Δt _i = - (φ _0Fi -φ _0F1 ) 0.9409 / 2πf _F ;

o) produce a coherent summation of the accumulated signals and scale the resulting signal according to the number of repeated measurements;

p) determine the ISF value of the studied rock sample according to the results of coherent signal accumulation: ISF = U _0p K, where U _0p is the amplitude of the resulting signal.

2. The method according to claim 1, characterized in that for the measurement of the signals of the SP apply the optimal width of the receiving frequency band equal to 340 Hz.

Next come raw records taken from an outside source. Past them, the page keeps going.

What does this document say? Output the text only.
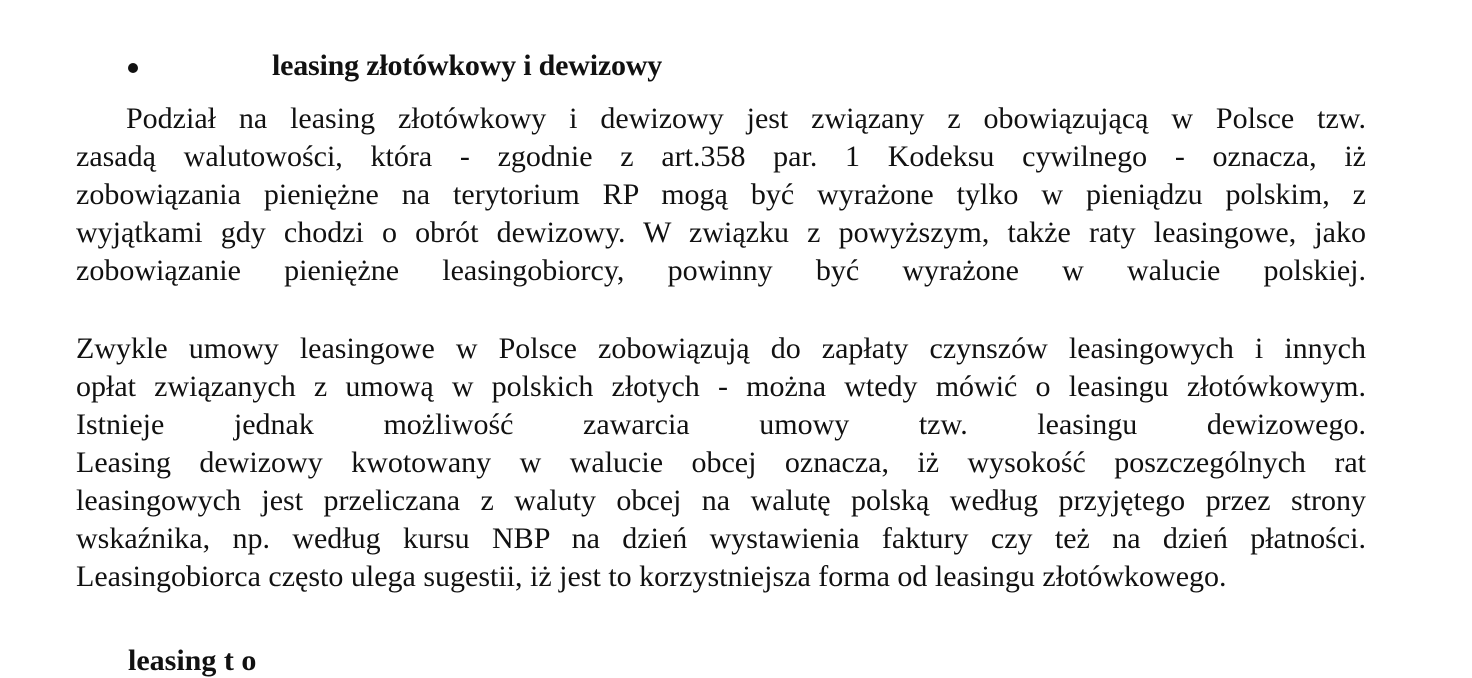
leasing złotówkowy i dewizowy
Podział na leasing złotówkowy i dewizowy jest związany z obowiązującą w Polsce tzw.
zasadą walutowości, która - zgodnie z art.358 par. 1 Kodeksu cywilnego - oznacza, iż
zobowiązania pieniężne na terytorium RP mogą być wyrażone tylko w pieniądzu polskim, z
wyjątkami gdy chodzi o obrót dewizowy. W związku z powyższym, także raty leasingowe, jako
zobowiązanie pieniężne leasingobiorcy, powinny być wyrażone w walucie polskiej.
Zwykle umowy leasingowe w Polsce zobowiązują do zapłaty czynszów leasingowych i innych
opłat związanych z umową w polskich złotych - można wtedy mówić o leasingu złotówkowym.
Istnieje jednak możliwość zawarcia umowy tzw. leasingu dewizowego.
Leasing dewizowy kwotowany w walucie obcej oznacza, iż wysokość poszczególnych rat
leasingowych jest przeliczana z waluty obcej na walutę polską według przyjętego przez strony
wskaźnika, np. według kursu NBP na dzień wystawienia faktury czy też na dzień płatności.
Leasingobiorca często ulega sugestii, iż jest to korzystniejsza forma od leasingu złotówkowego.
leasing t o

3. The method according to claim 2, characterized in that for digital recording of waveforms of the measured SP signals, a sampling time of 80 μs is selected.

Claims (2)

1. NMR method for studying full-sized large-diameter rock samples with natural saturation in the field, including placing the test sample in an inductor, creating magnetization due to the magnetic moments of the hydrogen nuclei of the pore rock fluid, by passing a polarization current through the coil, exciting the measured free precession signals this magnetization in the magnetic field of the Earth, the accumulation of measurement results and determination of signal parameters, characterized in that, in order to increase the measurement accuracy, the optimum value is selected receiving frequency band from the condition:

where

- the smallest value of the decay time constant of the measured SP signals, digitally register the waveforms of the measured signals and process the received information in the frequency domain after optimal digital filtering, for each of the accumulated signals of the pore fluid of the test rock sample, a phase shift is carried out, leading the signal phase to the initial phase the first of the accumulated signals, and the magnitude of the phase shift is determined by measuring the phase and frequency of the signal from by thallium in inductance of the sample and multiplying the perfluorinated oil phase shift signals from the perfluorinated oil at the ratio of the gyromagnetic ratios of the nuclei of hydrogen and fluorine. 2. The NMR research method according to claim 1, characterized in that the number of repeated measurements required for accumulation is determined based on a predetermined allowable relative measurement error ε and measured in the first measurement cycle of the free fluid index ISF ₁ according to the formula

where α is the coefficient determined during the calibration of the equipment.